Fig 2. (a) Fluorite cemented fracture network in the Permian Hopeman Sandstone, UK. (b) Deformation bands in Rotliegende sandstone from the Southern North Sea. The lowermost (thickest) fracture has been reactivated and cemented by anhydrite.
What are the consequences of a completely “filled” fracture ?
Most likely it will impede flow and hinder the productivety of a fracture network, as the permeability and storage capacity (porosity) is significantly reduced.
What about a partially cemented fracture ?
The fractures (in sandstone) from the Clair Field (West of Shetland, UK) in Fig. 3 appear to have some cement i.e., they are partially filled. In areas of the field, this has been beneficial in preserving fracture aperture during hydrocarbon production. Otherwise, the fractures may close.
Fig. 3. Fractured sandstones from the Clair Field, West of Shetland, UK (From Barr et al. 2005).
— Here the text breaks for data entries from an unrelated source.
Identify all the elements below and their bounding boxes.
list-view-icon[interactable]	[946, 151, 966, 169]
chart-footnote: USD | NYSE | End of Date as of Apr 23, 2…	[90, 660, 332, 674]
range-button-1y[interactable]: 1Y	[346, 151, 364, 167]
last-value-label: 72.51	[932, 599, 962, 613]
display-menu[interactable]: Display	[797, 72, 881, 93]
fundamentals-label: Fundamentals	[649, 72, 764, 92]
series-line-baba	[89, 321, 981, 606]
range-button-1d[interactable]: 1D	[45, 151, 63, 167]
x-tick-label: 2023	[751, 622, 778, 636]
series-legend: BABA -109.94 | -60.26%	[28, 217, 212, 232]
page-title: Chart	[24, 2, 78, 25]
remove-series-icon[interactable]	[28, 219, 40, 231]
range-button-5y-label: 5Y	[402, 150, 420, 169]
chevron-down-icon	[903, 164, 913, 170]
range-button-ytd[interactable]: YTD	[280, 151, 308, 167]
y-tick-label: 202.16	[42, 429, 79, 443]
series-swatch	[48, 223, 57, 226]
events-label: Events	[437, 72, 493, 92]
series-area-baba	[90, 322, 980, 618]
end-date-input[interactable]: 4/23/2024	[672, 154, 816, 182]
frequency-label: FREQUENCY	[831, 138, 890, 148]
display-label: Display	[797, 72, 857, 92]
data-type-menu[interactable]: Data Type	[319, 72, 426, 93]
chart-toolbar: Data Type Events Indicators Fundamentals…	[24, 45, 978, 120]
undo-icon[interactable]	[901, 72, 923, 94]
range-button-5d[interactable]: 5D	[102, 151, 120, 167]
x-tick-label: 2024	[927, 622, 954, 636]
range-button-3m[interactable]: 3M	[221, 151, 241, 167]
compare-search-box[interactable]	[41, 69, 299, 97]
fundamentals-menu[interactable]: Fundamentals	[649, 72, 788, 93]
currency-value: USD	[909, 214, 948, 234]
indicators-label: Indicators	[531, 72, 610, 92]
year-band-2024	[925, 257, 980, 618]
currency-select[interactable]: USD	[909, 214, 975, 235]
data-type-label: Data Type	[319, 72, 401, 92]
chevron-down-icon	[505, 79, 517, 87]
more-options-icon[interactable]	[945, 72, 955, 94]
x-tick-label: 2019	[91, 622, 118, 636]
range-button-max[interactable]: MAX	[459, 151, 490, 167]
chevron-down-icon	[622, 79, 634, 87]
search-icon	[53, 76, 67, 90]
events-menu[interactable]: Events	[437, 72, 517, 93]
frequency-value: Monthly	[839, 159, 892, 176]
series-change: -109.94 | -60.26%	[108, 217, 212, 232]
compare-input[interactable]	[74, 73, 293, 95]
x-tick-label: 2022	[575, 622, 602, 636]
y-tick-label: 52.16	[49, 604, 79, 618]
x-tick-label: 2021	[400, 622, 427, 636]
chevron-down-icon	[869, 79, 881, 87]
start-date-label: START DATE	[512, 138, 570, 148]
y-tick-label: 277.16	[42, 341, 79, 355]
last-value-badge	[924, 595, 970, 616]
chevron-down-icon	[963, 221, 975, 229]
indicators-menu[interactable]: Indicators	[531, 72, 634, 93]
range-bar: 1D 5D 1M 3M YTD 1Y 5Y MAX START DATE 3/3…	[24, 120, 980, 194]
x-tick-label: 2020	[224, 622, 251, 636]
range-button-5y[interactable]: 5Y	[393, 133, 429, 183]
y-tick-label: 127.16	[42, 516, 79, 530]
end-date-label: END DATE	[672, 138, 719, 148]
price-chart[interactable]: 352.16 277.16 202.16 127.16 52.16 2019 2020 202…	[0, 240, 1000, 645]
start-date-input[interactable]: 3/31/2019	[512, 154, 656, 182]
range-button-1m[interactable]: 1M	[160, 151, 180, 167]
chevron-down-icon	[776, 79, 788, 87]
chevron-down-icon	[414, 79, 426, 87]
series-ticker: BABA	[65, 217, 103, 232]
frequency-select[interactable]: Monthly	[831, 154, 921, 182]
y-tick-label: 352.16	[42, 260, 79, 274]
Note the partial fill on the right hand most fracture in (b).
Further examples of partially filled fractures are given in Fig. 4. Sometimes the aperture is obvious (Fig 4a) other times we can just pinpricks along the extent of the fracture (Fig 4b).
Fig. 4. (a) Partially open fracture in dolomite, Middle East (b) partially open fracture in sandstone core
This together with fracture surface roughness (where asperities can prop open the fracture even as the normal stress increases) may explain why pressure drawdown does not always result in closed fractures. If the fracture is reactivated, these asperities may collapse (depending upon the rock) and new points of contact taken up, creating new apertures. In strong rocks such as igneous rocks (e.g. granite) these asperities will be less likely to collapse.
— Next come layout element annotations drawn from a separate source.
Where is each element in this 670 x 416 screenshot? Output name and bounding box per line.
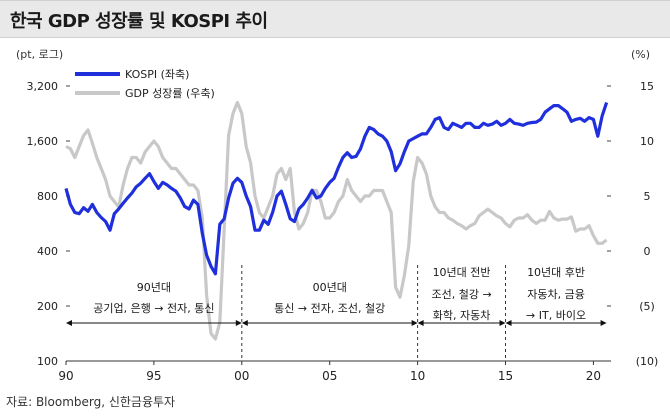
right-axis-unit: (%) [631,48,650,61]
era-annotation-text: 10년대 전반 [433,266,491,279]
era-annotation-text: → IT, 바이오 [526,309,586,322]
era-annotation-text: 90년대 [137,281,171,294]
right-tick-label: 10 [640,135,654,148]
kospi-line [64,101,609,276]
era-annotation-text: 통신 → 전자, 조선, 철강 [274,302,385,315]
legend-kospi-label: KOSPI (좌축) [125,68,189,81]
arrow-head-right [411,320,418,326]
x-axis: 90 95 00 05 10 15 20 [58,360,611,383]
era-annotation-text: 공기업, 은행 → 전자, 통신 [93,302,214,315]
x-tick-label: 20 [586,369,601,383]
left-tick-label: 100 [37,355,58,368]
left-axis: 100 200 400 800 1,600 3,200 [27,80,70,368]
arrow-head-left [66,320,72,326]
legend-gdp-label: GDP 성장률 (우축) [125,87,215,100]
left-tick-label: 200 [37,300,58,313]
era-annotation-text: 자동차, 금융 [527,288,585,301]
era-annotation-text: 화학, 자동차 [433,309,491,322]
era-annotation-text: 조선, 철강 → [431,288,491,301]
x-tick-label: 05 [322,369,337,383]
right-tick-label: 15 [640,80,654,93]
x-tick-label: 95 [146,369,161,383]
era-annotation-text: 00년대 [313,281,347,294]
x-tick-label: 90 [58,369,73,383]
arrow-head-right [499,320,506,326]
arrow-head-left [417,320,424,326]
gdp-growth-line [65,100,608,341]
x-tick-label: 10 [410,369,425,383]
legend: KOSPI (좌축) GDP 성장률 (우축) [75,68,215,100]
arrow-head-left [505,320,512,326]
right-axis: (10) (5) 0 5 10 15 [607,80,658,368]
left-tick-label: 400 [37,245,58,258]
left-tick-label: 800 [37,190,58,203]
left-tick-label: 3,200 [27,80,59,93]
title-bar: 한국 GDP 성장률 및 KOSPI 추이 [0,0,670,38]
x-tick-label: 15 [498,369,513,383]
era-annotation-text: 10년대 후반 [527,266,585,279]
chart-title: 한국 GDP 성장률 및 KOSPI 추이 [10,11,268,32]
left-axis-unit: (pt, 로그) [16,48,63,61]
right-tick-label: (10) [636,355,659,368]
right-tick-label: (5) [639,300,655,313]
arrow-head-left [241,320,248,326]
left-tick-label: 1,600 [27,135,59,148]
x-tick-label: 00 [234,369,249,383]
right-tick-label: 5 [644,190,651,203]
series-layer [64,100,609,341]
arrow-head-right [600,320,607,326]
arrow-head-right [235,320,242,326]
right-tick-label: 0 [644,245,651,258]
source-note: 자료: Bloomberg, 신한금융투자 [6,395,176,409]
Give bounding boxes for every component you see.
Can we see partially filled fractures on image logs ?
Yes, but it is valuable to have a core calibration for any image log interpretation. On the image on Fig. 5, note how the aperture appears to be thickest at [1] but thins towards [2]. This could indicate a partially filled fracture. Rock core in this well would be most useful to calibrate this interpretation i.e., can we pick the same structure in core that is demonstrably a partially filled fracture or perhaps the fact that partially filled fractures dominate the core is sufficient calibration.
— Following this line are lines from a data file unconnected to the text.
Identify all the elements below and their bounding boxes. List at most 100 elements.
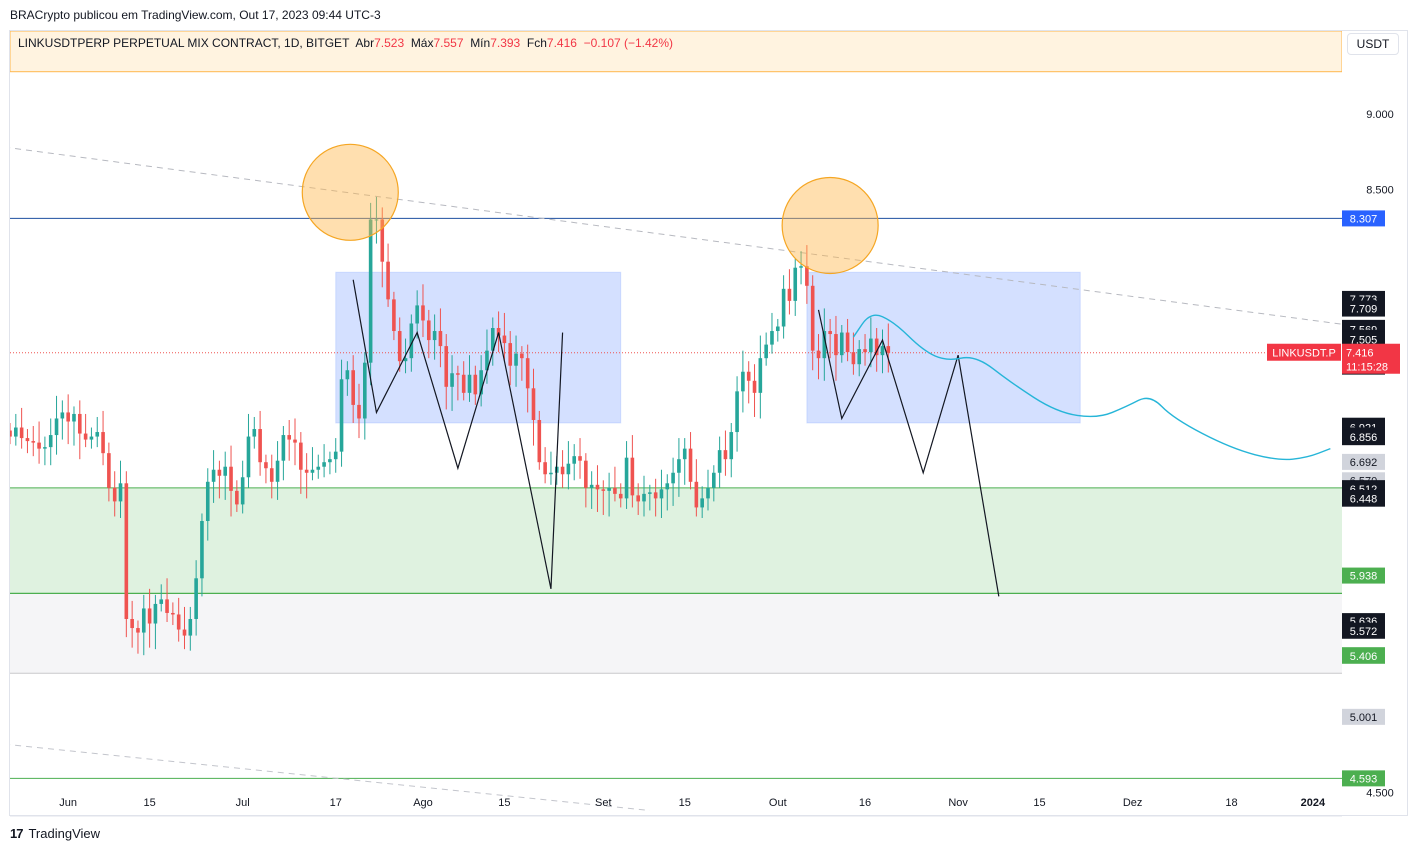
resistance-price-tag: 8.307: [1342, 210, 1385, 227]
candle: [141, 594, 146, 656]
candle: [874, 328, 879, 372]
candle-body: [438, 331, 443, 347]
candle: [19, 407, 24, 449]
candle-body: [25, 438, 30, 442]
candle: [345, 361, 350, 396]
candle: [194, 560, 198, 636]
candle: [584, 453, 588, 508]
candle-body: [700, 498, 704, 508]
candle: [723, 430, 728, 476]
tradingview-logo-icon: 17: [10, 826, 24, 841]
candle-body: [787, 288, 792, 301]
candle: [95, 416, 100, 448]
high-value: 7.557: [433, 36, 464, 50]
candle: [397, 317, 402, 372]
candle-body: [415, 305, 419, 324]
candle-body: [863, 349, 867, 353]
candle-body: [793, 267, 798, 301]
candle-body: [828, 331, 832, 335]
candle-body: [514, 353, 518, 366]
candle-body: [648, 492, 652, 494]
candle: [182, 606, 187, 650]
candle: [432, 314, 437, 360]
price-tag-text: 7.505: [1350, 334, 1378, 346]
close-label: Fch: [526, 36, 547, 50]
candle-body: [223, 466, 228, 476]
candle: [310, 447, 315, 481]
candle-body: [525, 358, 530, 389]
candle-body: [432, 331, 437, 341]
candle-body: [723, 450, 728, 460]
x-tick-label: Jul: [236, 797, 250, 809]
currency-button[interactable]: USDT: [1347, 33, 1399, 55]
candle: [863, 334, 867, 366]
candle: [810, 275, 815, 371]
price-tag-bg: [1342, 647, 1385, 664]
candle: [531, 368, 536, 446]
candle-body: [618, 493, 623, 499]
price-tag: 6.856: [1342, 429, 1385, 446]
candle: [235, 480, 239, 512]
candle-body: [363, 362, 367, 419]
candle: [514, 335, 518, 387]
candle: [217, 460, 222, 499]
x-tick-label: 15: [679, 797, 691, 809]
candle-body: [537, 419, 542, 463]
candle: [351, 355, 355, 423]
candle: [775, 318, 780, 342]
candle: [508, 331, 513, 386]
candle: [490, 317, 495, 366]
candle-body: [159, 599, 164, 604]
candle: [25, 429, 30, 454]
candle-body: [613, 487, 617, 494]
candle-body: [310, 469, 315, 473]
candle: [165, 578, 169, 623]
footer: 17 TradingView: [10, 826, 100, 841]
candle: [281, 426, 286, 481]
candle: [176, 597, 181, 642]
candle: [264, 454, 268, 484]
low-value: 7.393: [490, 36, 521, 50]
candle-body: [328, 459, 332, 463]
candle-body: [601, 489, 606, 491]
candle: [246, 413, 251, 488]
symbol-tag-text: LINKUSDT.P: [1272, 348, 1336, 360]
candle-body: [712, 472, 716, 488]
candle: [578, 438, 582, 479]
candle: [380, 207, 385, 288]
candle-body: [153, 603, 158, 624]
candle-body: [659, 489, 664, 499]
candle: [839, 325, 844, 363]
candle-body: [752, 380, 757, 393]
price-tag-text: 6.448: [1350, 494, 1378, 506]
candle: [682, 438, 687, 485]
candle-body: [502, 335, 507, 344]
candle: [461, 361, 466, 401]
low-label: Mín: [470, 36, 491, 50]
candle: [438, 308, 443, 368]
candle: [415, 290, 419, 339]
candle: [333, 438, 338, 473]
candle-body: [572, 456, 577, 464]
candle: [805, 245, 809, 304]
candle: [48, 418, 53, 466]
pattern-zigzag-left: [352, 279, 564, 589]
price-tag-bg: [1342, 429, 1385, 446]
current-price-block: LINKUSDT.P 7.416 11:15:28: [1267, 343, 1400, 374]
candle: [659, 469, 664, 518]
brand-name: TradingView: [28, 826, 101, 841]
candle: [240, 460, 245, 514]
candle-body: [287, 435, 291, 440]
x-tick-label: 17: [330, 797, 342, 809]
candle: [618, 483, 623, 508]
candle-body: [386, 261, 390, 300]
candle: [287, 419, 291, 461]
support-price-tag: 4.593: [1342, 770, 1385, 787]
candle: [339, 359, 344, 467]
candle: [642, 475, 646, 517]
candle-body: [269, 468, 274, 482]
candle-body: [735, 391, 739, 433]
candle-body: [508, 343, 513, 366]
candle: [107, 442, 111, 502]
Fig 5. Electrical Resistivety image where a partially open fracture is interpreted.
In conclusion..
Cemented fractures will usually impede fluid flow in a hydrocarbon or geothermal reservoir and would likely negatively impact production. However, a small amount of cement can act as a natural propant, keeping fractures open during production and is therefore beneficial to the field development. These are most confidently identified on core and it is valuable to use core (if available) to calibrate image log interpretations.
References
Barr, D, Savory, K.E., Fowler, S.R, Arman, K, McGarrity, J.P. 2005. Pre-development fracure modelling in the Clair Field, west of Shetland. From Lonergan, L, Jolly, R.J.H, Rawnsley, K and Sanderson, D.J. (eds) Fractured Reservoirs. Geological Society Special Publications, 270, 205 - 225.